句の中で好きだよと許されるのは「城戸」であるが、句の最後で許されて散っているのは「桜」である。
散る桜が花吹雪となって読者の眼前を覆う時、凄艶なカタルシスが城戸も理生も無常な世も、なにもかもを許していく。
心情はさることながら、無限に広がりのある情景の見える句として素晴らしいと思う。こういう句に出会うと、定型詩はやっぱり止められないなぁとつくづくと思う。

○「うゐすきーの琥珀に絡む雪の指」ヨル。

後に【ゐ】から【う】にエントリーし直した句。
正直に言うと秀句だったのでふるい落とすのが惜しかった。世話人の権限をダメな方向に使ったことはお詫びしたい。すんません。

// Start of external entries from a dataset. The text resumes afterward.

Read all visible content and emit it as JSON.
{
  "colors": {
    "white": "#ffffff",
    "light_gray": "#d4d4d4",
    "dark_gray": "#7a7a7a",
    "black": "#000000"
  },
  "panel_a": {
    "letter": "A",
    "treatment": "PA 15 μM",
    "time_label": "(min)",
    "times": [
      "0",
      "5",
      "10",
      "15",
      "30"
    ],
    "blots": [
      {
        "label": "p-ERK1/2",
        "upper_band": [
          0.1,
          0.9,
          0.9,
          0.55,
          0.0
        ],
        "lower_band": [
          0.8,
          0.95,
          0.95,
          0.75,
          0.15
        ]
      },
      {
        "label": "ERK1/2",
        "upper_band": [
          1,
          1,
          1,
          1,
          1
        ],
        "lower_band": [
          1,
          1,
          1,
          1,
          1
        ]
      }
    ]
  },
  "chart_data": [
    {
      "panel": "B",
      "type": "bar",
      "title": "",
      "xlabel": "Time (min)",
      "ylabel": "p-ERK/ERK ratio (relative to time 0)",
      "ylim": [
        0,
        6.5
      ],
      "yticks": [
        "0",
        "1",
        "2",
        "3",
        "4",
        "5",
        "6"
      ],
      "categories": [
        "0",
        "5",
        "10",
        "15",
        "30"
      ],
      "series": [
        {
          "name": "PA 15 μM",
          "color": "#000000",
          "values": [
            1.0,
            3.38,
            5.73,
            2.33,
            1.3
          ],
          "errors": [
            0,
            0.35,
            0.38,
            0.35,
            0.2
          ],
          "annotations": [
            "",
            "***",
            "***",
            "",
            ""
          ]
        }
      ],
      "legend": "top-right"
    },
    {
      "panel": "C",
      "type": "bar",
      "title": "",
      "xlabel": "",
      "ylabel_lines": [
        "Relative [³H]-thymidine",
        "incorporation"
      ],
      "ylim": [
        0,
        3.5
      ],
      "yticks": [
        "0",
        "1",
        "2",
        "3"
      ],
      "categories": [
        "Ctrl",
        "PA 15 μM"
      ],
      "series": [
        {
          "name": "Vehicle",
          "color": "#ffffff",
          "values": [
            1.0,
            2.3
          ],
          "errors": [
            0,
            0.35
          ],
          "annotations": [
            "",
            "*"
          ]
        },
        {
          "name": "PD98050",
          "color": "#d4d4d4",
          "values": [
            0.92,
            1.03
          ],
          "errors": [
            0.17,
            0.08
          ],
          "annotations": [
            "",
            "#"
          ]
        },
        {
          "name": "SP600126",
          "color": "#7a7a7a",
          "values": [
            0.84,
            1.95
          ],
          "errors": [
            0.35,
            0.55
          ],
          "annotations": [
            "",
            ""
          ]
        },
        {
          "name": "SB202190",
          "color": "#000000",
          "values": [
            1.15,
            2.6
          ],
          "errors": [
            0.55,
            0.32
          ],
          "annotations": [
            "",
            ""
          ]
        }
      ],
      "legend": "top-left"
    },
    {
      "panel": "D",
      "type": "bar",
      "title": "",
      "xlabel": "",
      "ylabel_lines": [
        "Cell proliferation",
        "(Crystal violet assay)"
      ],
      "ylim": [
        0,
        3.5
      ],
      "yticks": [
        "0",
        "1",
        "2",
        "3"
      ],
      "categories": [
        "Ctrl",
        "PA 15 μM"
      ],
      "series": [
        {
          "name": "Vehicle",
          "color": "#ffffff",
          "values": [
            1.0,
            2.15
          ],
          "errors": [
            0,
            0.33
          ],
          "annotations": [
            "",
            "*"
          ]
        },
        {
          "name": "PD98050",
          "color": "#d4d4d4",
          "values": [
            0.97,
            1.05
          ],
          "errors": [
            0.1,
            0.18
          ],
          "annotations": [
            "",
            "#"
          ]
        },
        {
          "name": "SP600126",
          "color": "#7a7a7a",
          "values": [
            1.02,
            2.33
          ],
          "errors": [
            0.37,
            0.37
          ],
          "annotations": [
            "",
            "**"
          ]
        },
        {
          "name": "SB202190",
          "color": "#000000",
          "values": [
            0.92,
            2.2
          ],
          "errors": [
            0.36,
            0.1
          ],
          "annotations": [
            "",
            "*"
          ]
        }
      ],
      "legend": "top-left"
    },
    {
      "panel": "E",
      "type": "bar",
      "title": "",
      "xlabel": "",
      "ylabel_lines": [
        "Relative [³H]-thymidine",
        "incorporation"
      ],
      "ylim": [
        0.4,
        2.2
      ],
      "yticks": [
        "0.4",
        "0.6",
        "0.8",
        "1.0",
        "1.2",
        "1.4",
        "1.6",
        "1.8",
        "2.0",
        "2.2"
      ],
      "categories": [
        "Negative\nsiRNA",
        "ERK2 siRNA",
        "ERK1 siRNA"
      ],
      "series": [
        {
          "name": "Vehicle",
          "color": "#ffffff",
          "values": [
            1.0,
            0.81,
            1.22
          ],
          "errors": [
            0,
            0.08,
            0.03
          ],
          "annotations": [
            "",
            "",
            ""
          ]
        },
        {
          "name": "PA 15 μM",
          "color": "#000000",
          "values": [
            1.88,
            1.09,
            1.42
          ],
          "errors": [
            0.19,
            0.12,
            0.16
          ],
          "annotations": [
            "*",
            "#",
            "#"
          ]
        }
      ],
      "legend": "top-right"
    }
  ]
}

6話のバーのシーンであることは言うまでもないが、この句には色と温度と艶がある。
別に理生の指が特段白い訳でもないし、雪などどこにも出てこない。でも、指で氷を撫でるあの場面に、冷たい素手で不意に素肌に触れられるような、身のすくむような感覚を覚える人は多いだろう。
それが危うさなのか、エロさなのか、怖さなのか解釈は様々だが、そこを雪という冷たく白く高潔そうなもので表した部分は、お見事と言うしかない。
冬の季語だけの存在として甘んじないその雪は、惜しげもなく琥珀色の液体にまみれる。エロさなど表面に微塵もないのに、やたらと淫靡な空気があるのは、言語のチョイスと組み合わせの妙だと思う。


○「爛漫の春焦がれる手に与えられ」harry

中盤【ら】の句である。実は【ら】は外来語が多くて俳句にはハードルが高い。一単語が長いのである。
字余り字足らずにはとかくセンサーが過敏な世話人であるが、この句はアリだと思った句。
結句の「与えられ」の余韻がたまらない。
与えられてどうなったのかは発句の爛漫の春が引き受けていて、主語である誰かの幸福度が高い。爛漫の春という、最上に喜ばしいイメージによって「焦がれた私」が救済されるのだが、喜びの頂点である(つまりあとは落ちるだけの予感がする)「爛漫の春」が影になって、余計に瞬間到達点としての喜びが浮き立つ気がした。
もちろん、これは読み手のただの深読みかもしれないのだが。

まずは先行の俳句大会より選ばせてもらったが、ここに選ばない句でも、この表現は凄いなとか、美しいなと思う句はまだ沢山ある。
読む人それぞれに世界があり、リズムがある定型詩の世界。経験に関わらず、傑作が生まれることもあるので、皆様もぜひ次回の大会に、ご参加下さい。